- Film poster
- Directed by: Fred Olen Ray
- Screenplay by: Ernest D. Farino
- Produced by: Fred Olen Ray Grant Austin Waldman
- Starring: Eddie Deezen Britt Ekland Tim Conway Jr. Tom Shell Michelle Bauer Jillian Kesner
- Cinematography: Stephen Ashley Blake
- Edited by: Christopher Roth
- Music by: Chuck Cirino
- Release date: 1989;
- Running time: 88 minutes
- Country: United States
- Language: English

= Beverly Hills Vamp =

Beverly Hills Vamp is a 1989 direct to video comedy horror film directed by Fred Olen Ray and starring Eddie Deezen and Britt Ekland.

==Plot==
Three nerds, Kyle, Brock and Russell want to make a film, so they take their script to Brock's uncle Aaron Pendleton, a "famous" film director in Hollywood. While Uncle Aaron is reading the script, the boys do a little sightseeing.

First stop is a call girl service in Beverly Hills where they meet Madame Cassandra and her girls; Jessica, Claudia and Kristina, all of whom are vampires. Kyle, trying to be faithful to his girlfriend Molly, leaves the brothel.

When neither Brock nor Russell return home that night, Kyle revisits the brothel. He finds that no one remembers his friends. Kyle goes to the police, but they advise him to wait until his friends show up. Becoming worried, Kyle calls Molly, who catches the next flight to Hollywood.

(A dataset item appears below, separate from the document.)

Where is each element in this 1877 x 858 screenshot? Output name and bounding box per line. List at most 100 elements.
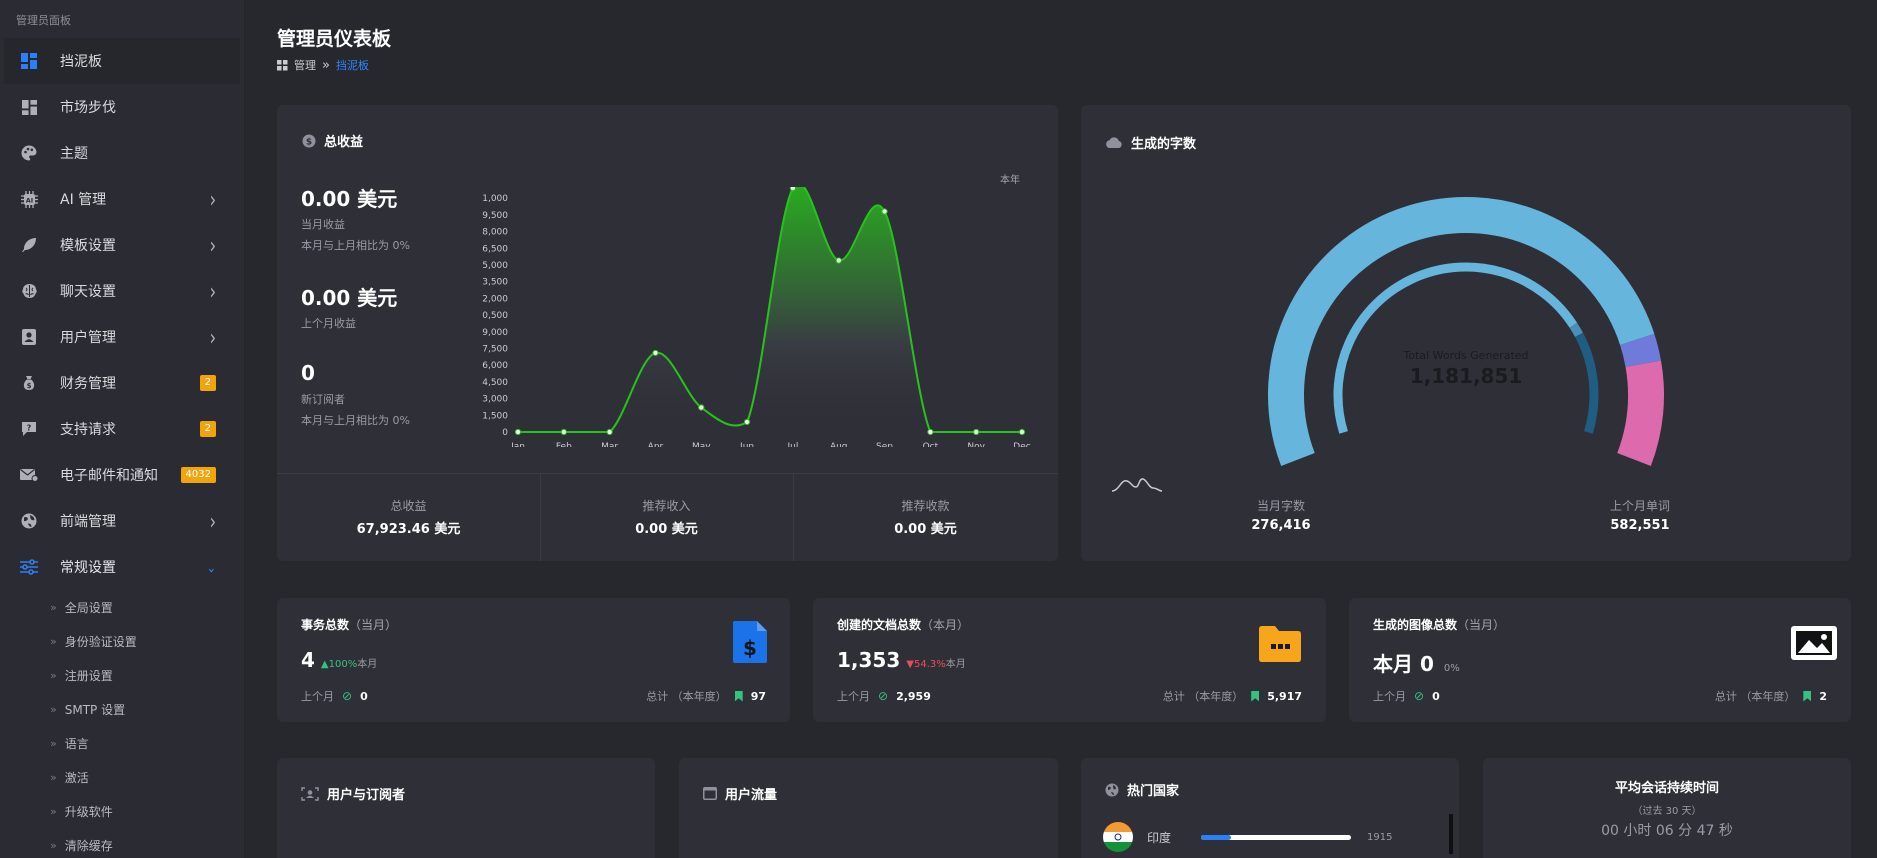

While explaining the disappearance to Uncle Aaron, Brock shows up, looking pale and clammy and with two bites on his neck. Sure that they are dealing with vampires, they get advice (and props) from Father Ferraro and, one by one, Kyle destroys the vampires...except for Brock and Molly.

==Cast==
- Eddie Deezen as Kyle Carpenter
- Britt Ekland as Madame Cassandra
- Tom Shell as Russell
- Tim Conway Jr. as Brock Pendleton
- Michelle Bauer as Kristina
- Jillian Kesner as Claudia
- Debra Lamb as Jessica
- Jay Richardson as Aaron Pendleton
- Brigitte Burdine as Molly
- Robert Quarry as Father Ferraro
- Ralph Lucas as Balthazar
- Dawn Waldman as Cleaning Lady

==Reception==
A reviewer for The Age gave Beverly Hills Vamp a mixed review, comparing Deezen to Jerry Lewis and remarking that the film managed to be "entertaining in a schlocky sort of way". Jerry D. Metz Jr noted that the film did not adhere to typical slasher film tropes, as Deezen's character chose to remain faithful to his girlfriend when he and his friends go to a brothel, as opposed to indulging.

Nick Prueher of the Found Footage Festival posted the trailer to the Festival's website, writing that Vidmark's trailers "were always better than the movie you were about to watch".

An independent reviewer commented: "This is an excellent example of what you can make on a six-day schedule."